Another Notch in His Belt at Coach




By MICHAEL SCHULMAN
October 24, 2012

Quote:

TAKE a deep breath at the rail yards on the West Side of Manhattan. If you don’t smell leather, you’re not thinking like Reed Krakoff. Mr. Krakoff is the president and executive creative director of Coach Inc., and has been credited with leading the leather-goods brand from functionality to fashionability. Now, he’s shepherding the bag-and-wallet behemoth to its future home at Hudson Yards, the multibillion-dollar real estate Shangri-La scheduled to break ground this fall.

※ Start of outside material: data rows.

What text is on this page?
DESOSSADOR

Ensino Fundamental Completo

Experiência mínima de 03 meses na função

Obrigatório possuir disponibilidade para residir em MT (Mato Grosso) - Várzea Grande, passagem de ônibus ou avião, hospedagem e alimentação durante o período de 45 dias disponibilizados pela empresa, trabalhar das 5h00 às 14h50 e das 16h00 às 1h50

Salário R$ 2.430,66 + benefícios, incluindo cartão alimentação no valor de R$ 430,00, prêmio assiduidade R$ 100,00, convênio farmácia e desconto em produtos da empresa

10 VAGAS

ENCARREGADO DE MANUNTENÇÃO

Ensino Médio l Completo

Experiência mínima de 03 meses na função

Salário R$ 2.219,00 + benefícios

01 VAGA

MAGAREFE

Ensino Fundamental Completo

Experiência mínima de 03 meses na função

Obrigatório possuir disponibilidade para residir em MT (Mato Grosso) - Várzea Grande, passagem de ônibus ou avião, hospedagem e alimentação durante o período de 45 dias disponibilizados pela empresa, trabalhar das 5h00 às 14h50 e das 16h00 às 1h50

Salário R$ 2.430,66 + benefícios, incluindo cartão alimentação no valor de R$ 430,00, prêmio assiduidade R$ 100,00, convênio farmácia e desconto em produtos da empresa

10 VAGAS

“It is a rarity for a brand, a city and an architectural project to come together,” Mr. Krakoff said the other day, dressed in his trademark chunky glasses and Turnbull & Asser button-down shirt. He was standing in a conference room cluttered with paper models at Kohn Pedersen Fox, the architectural firm that is leading the design of the Coach tower. But that’s not to say that Mr. Krakoff is not involved in every minute design decision, down to the oak floors that will be transferred to the new building from Coach’s original factory space, on West 34th Street. For more than a year, Mr. Krakoff and an in-house architect at Coach, Louis Minuto, have been meeting with William Pedersen, a principal at the renowned architecture firm, tailoring the building to Coach’s needs. Though Mr. Krakoff and Mr. Pedersen have contrasting personalities (detached aesthete versus nutty professor), their visions for the tower intertwine.

But it wasn’t always so. The first meeting last summer was “rough,” Mr. Krakoff said. From the nervous laughter of the architects nearby, that was clearly an understatement. “It was in no way critical of the architecture,” he clarified. “It just wasn’t our architecture.”

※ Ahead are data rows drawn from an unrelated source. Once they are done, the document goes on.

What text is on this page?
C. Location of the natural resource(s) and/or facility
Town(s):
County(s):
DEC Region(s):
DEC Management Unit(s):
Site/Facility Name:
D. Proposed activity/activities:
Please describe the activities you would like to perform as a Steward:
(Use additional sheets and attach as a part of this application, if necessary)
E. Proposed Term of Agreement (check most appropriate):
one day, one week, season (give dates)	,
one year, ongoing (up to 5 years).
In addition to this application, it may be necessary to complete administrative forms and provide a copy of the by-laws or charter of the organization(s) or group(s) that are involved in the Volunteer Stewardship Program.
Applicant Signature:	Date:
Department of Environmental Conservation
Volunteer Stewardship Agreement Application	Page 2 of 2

“If it’s fair to say, you had a concern about being in a large, anonymous office building,” said Mr. Pedersen, who had just been showing him the latest renderings. What Mr. Krakoff craved was a campus, and an “openness” that could bleed out into the city. In other words, Coach’s headquarters shouldn’t look like a bank’s.


After that infamous meeting, as Mr. Pedersen termed it, Mr. Krakoff invited him, Mr. Minuto and Marianne Kwok, the tower’s senior designer, to his East Hampton estate, once a summer home of the Bouvier family. His wife, Delphine Krakoff, made them lunch: steak, tomato salad, and corn on the cob. “We got to talking about our backgrounds,” Mr. Krakoff recalled. “We all actually grew up playing hockey.” Mr. Pedersen had played at the University of Minnesota with Herb Brooks, who went on to become an Olympic coach. Ms. Kwok never played, but, she said, “I grew up in Canada, so I understood.”

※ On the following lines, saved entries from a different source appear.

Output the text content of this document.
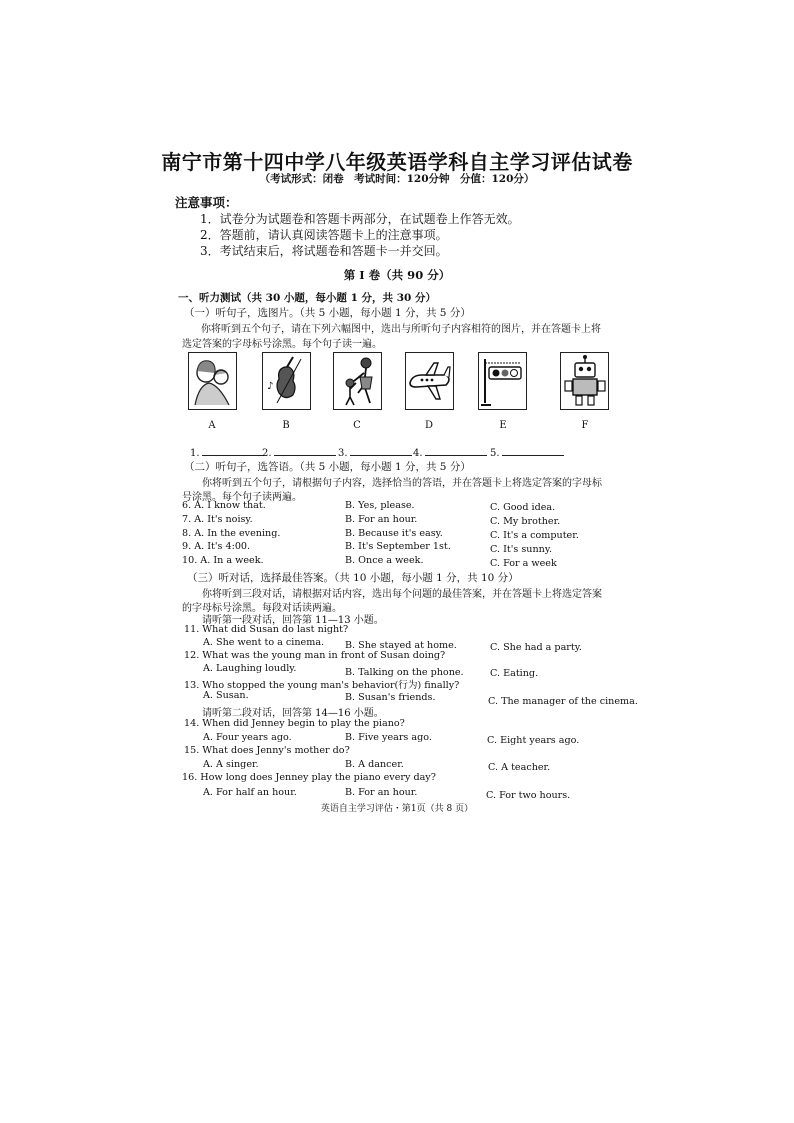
南宁市第十四中学八年级英语学科自主学习评估试卷
（考试形式：闭卷　考试时间：120分钟　分值：120分）
注意事项：
1．试卷分为试题卷和答题卡两部分，在试题卷上作答无效。
2．答题前，请认真阅读答题卡上的注意事项。
3．考试结束后，将试题卷和答题卡一并交回。
第 Ⅰ 卷（共 90 分）
一、听力测试（共 30 小题，每小题 1 分，共 30 分）
（一）听句子，选图片。（共 5 小题，每小题 1 分，共 5 分）
你将听到五个句子，请在下列六幅图中，选出与所听句子内容相符的图片，并在答题卡上将
选定答案的字母标号涂黑。每个句子读一遍。
♪
A	B	C	D	E	F
1.	2.	3.	4.	5.
（二）听句子，选答语。（共 5 小题，每小题 1 分，共 5 分）
你将听到五个句子，请根据句子内容，选择恰当的答语，并在答题卡上将选定答案的字母标
号涂黑。每个句子读两遍。
6. A. I know that.	B. Yes, please.	C. Good idea.
7. A. It's noisy.	B. For an hour.	C. My brother.
8. A. In the evening.	B. Because it's easy.	C. It's a computer.
9. A. It's 4:00.	B. It's September 1st.	C. It's sunny.
10. A. In a week.	B. Once a week.	C. For a week
（三）听对话，选择最佳答案。（共 10 小题，每小题 1 分，共 10 分）
你将听到三段对话，请根据对话内容，选出每个问题的最佳答案，并在答题卡上将选定答案
的字母标号涂黑。每段对话读两遍。
请听第一段对话，回答第 11—13 小题。
11. What did Susan do last night?
A. She went to a cinema. B. She stayed at home.	C. She had a party.
12. What was the young man in front of Susan doing?
A. Laughing loudly.	B. Talking on the phone.	C. Eating.
13. Who stopped the young man's behavior(行为) finally?
A. Susan.	B. Susan's friends.	C. The manager of the cinema.
请听第二段对话，回答第 14—16 小题。
14. When did Jenney begin to play the piano?
A. Four years ago.	B. Five years ago.	C. Eight years ago.
15. What does Jenny's mother do?
A. A singer.	B. A dancer.	C. A teacher.
16. How long does Jenney play the piano every day?
A. For half an hour.	B. For an hour.	C. For two hours.
英语自主学习评估・第1页（共 8 页）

The result was better communication and a rejiggered design, including the addition of a glass atrium that could function as a social hub. “It broke the scale down,” Mr. Krakoff said, meaning that it would help to link the 46-story skyscraper with the pedestrians below. The architects also tied the tower more closely with the High Line. An offshoot of the former railway, the 10th Avenue Spur, will run alongside the lobby beneath a glass veil, where pedestrians can gawk at Coach employees heading to and from work.

Mr. Krakoff also oversees the design of several dozen Coach stores a year. “Most stores we work on are renovations,” he said. The tower was an opportunity to create something from scratch, which was a challenge he clearly relished.